Hi @patrickvonplaten,
First off, thank you for helping creating the fantastic huggingface library. My issue is that I’m trying to finetune a bart-large model on a summarization task, and I am using the population-based training (PBT) scheduler from Ray Tune for this purpose. However, there are some cases (not all the time) when a trial is stuck, “perturbing” the same trial without creating any more checkpoints. The “perturb” is different every time (e.g., a new learning_rate is used). This constant “perturbing” of the same trial continues without end, until the disk quota is exceeded and the project fails.
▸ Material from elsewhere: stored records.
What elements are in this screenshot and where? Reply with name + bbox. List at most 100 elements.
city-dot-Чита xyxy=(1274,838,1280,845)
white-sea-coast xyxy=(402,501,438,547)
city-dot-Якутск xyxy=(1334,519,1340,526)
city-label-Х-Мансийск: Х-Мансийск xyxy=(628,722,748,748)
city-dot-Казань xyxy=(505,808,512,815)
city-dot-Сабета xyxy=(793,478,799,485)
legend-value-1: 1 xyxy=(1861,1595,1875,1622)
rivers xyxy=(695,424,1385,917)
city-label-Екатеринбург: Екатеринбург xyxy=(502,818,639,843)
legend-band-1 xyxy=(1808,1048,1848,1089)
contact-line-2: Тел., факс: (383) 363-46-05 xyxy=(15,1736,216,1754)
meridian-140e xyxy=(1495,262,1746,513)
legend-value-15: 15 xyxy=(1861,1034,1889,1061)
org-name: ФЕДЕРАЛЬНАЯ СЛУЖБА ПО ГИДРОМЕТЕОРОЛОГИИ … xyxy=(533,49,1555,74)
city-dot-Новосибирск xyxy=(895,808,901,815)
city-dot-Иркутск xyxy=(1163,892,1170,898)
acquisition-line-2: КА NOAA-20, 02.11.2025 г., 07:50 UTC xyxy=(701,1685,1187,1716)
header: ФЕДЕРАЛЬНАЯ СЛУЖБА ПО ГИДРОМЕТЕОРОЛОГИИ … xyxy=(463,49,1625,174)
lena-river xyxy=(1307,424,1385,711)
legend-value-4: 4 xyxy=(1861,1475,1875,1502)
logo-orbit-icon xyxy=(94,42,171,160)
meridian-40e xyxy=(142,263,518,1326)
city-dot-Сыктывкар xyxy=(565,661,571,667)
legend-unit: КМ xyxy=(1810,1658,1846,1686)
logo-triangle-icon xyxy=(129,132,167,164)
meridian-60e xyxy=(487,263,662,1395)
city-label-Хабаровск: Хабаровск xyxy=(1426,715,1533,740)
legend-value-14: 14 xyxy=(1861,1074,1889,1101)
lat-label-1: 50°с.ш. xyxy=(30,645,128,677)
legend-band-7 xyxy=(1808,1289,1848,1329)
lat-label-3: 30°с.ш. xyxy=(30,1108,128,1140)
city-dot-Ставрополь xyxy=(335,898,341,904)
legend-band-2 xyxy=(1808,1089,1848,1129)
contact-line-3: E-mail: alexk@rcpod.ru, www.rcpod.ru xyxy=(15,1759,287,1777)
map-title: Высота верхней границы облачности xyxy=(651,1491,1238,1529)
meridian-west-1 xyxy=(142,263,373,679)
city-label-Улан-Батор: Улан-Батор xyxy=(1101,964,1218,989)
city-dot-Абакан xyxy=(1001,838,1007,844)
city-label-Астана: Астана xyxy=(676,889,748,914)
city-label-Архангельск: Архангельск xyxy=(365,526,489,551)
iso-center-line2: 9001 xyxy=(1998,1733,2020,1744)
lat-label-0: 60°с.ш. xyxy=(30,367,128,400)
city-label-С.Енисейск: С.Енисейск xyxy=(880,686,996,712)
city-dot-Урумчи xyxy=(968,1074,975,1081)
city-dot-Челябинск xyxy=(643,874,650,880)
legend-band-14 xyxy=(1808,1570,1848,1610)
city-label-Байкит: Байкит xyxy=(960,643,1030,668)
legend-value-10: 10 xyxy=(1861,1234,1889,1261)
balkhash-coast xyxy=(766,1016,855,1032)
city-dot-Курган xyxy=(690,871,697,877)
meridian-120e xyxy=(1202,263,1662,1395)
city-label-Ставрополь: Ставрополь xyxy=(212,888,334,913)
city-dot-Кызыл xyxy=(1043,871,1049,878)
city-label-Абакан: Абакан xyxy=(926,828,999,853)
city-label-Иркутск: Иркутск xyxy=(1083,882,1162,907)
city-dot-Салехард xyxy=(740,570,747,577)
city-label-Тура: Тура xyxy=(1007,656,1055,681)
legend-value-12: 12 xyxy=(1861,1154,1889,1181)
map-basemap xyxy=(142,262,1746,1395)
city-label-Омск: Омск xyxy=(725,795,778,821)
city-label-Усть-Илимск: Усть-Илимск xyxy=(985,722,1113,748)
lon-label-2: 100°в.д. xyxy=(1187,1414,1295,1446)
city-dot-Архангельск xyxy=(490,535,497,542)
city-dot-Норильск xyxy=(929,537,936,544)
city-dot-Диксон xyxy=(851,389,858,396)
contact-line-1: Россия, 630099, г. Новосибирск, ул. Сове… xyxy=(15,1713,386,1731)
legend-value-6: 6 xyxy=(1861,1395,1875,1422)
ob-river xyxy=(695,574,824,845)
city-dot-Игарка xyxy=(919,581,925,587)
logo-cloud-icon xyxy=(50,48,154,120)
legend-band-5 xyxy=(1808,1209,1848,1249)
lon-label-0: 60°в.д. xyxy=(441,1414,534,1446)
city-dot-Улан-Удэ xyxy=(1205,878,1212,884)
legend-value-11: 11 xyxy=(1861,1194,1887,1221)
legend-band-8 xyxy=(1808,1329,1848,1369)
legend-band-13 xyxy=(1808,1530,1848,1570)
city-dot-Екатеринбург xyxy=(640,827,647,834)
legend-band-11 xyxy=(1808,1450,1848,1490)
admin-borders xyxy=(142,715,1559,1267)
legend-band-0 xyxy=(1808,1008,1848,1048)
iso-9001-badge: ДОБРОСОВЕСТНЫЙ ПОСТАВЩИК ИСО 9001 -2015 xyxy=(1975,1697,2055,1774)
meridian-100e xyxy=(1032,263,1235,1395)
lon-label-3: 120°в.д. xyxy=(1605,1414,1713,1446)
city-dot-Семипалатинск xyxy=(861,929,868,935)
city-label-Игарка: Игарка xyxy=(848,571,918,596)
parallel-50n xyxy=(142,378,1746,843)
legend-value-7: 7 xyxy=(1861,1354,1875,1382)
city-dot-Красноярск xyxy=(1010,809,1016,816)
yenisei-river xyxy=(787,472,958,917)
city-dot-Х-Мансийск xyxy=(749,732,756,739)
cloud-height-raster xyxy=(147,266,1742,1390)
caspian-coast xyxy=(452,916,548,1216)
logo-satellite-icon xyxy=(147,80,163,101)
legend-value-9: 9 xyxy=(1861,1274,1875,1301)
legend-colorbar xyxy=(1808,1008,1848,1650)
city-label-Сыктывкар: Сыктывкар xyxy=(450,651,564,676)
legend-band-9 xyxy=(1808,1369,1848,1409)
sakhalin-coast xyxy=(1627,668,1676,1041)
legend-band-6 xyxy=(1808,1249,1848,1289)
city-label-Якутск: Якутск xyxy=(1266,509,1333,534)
Here is the most relevant part of the code:


SEED = 4


# Define Training Arguments

training_args = Seq2SeqTrainingArguments(
    do_train = True,
    evaluation_strategy = "epoch", 
    eval_accumulation_steps=4,
    fp16 = True,
    gradient_accumulation_steps = 4,
    learning_rate = 2.232e-5,
    load_best_model_at_end=True,
    logging_strategy = 'epoch',
    metric_for_best_model = 'eval_rouge1',
    num_train_epochs = 5,
    output_dir = 'experimental_summarization_runs',
    overwrite_output_dir = True,
    per_device_eval_batch_size = 1,
    per_device_train_batch_size = 1,
    predict_with_generate = True,
    remove_unused_columns=True,
    report_to="wandb",
    save_strategy = 'epoch',
    save_total_limit = 1,
    seed = SEED,
    warmup_ratio =0.06,
    weight_decay = 0.01,
)


# In[82]:


# Define Trainer for Hyperparameter Tuning only on portion of train and eval datasets
trainer = Seq2SeqTrainer(
    args = training_args,
    tokenizer = tokenizer,
    train_dataset = encoded_train_dataset.shuffle(seed=SEED).select(range(700)),
    eval_dataset = encoded_eval_dataset.shuffle(seed=SEED).select(range(100)),
    model_init = model_init,
    compute_metrics=compute_metrics,
)

# Create Scheduler to use for Hyperparameter Search
scheduler = PopulationBasedTraining(
        time_attr="training_iteration",
        metric='eval_rouge1',
        mode="max",
        perturbation_interval=1,
        hyperparam_mutations={
            "learning_rate": tune.loguniform(1e-6, 1e-2),
            "per_device_train_batch_size": [1],
            "per_device_eval_batch_size": [1],
            "gradient_accumulation_steps": [4],
            "eval_accumulation_steps": [4],
        })

tune_config = {
    "seed": tune.choice(list(range(1, 42))),
    "num_train_epochs": tune.grid_search([5]),
}


# ## Run Hyperparameter Search

# In[ ]:


# Run Hyperparameter Search and save best trial
best_trial = trainer.hyperparameter_search(
    hp_space = lambda _: tune_config,
    direction="maximize",
    backend="ray",
    keep_checkpoints_num=1,
    checkpoint_score_attr='eval_rouge1',
    local_dir = 'hyperparam_results',
    raise_on_failed_trial = False,
    resources_per_trial = {"cpu": 56, "gpu": 4}, 
    n_trials=5,  
    scheduler=scheduler,
)

Here are hopefully relevant snipits from the stdout file:





Along with some snipits from the .err file:



Just as reference, I was able to run the exact same code with the BART-base model successfully. I’m worried if this has something to do with memory requirements.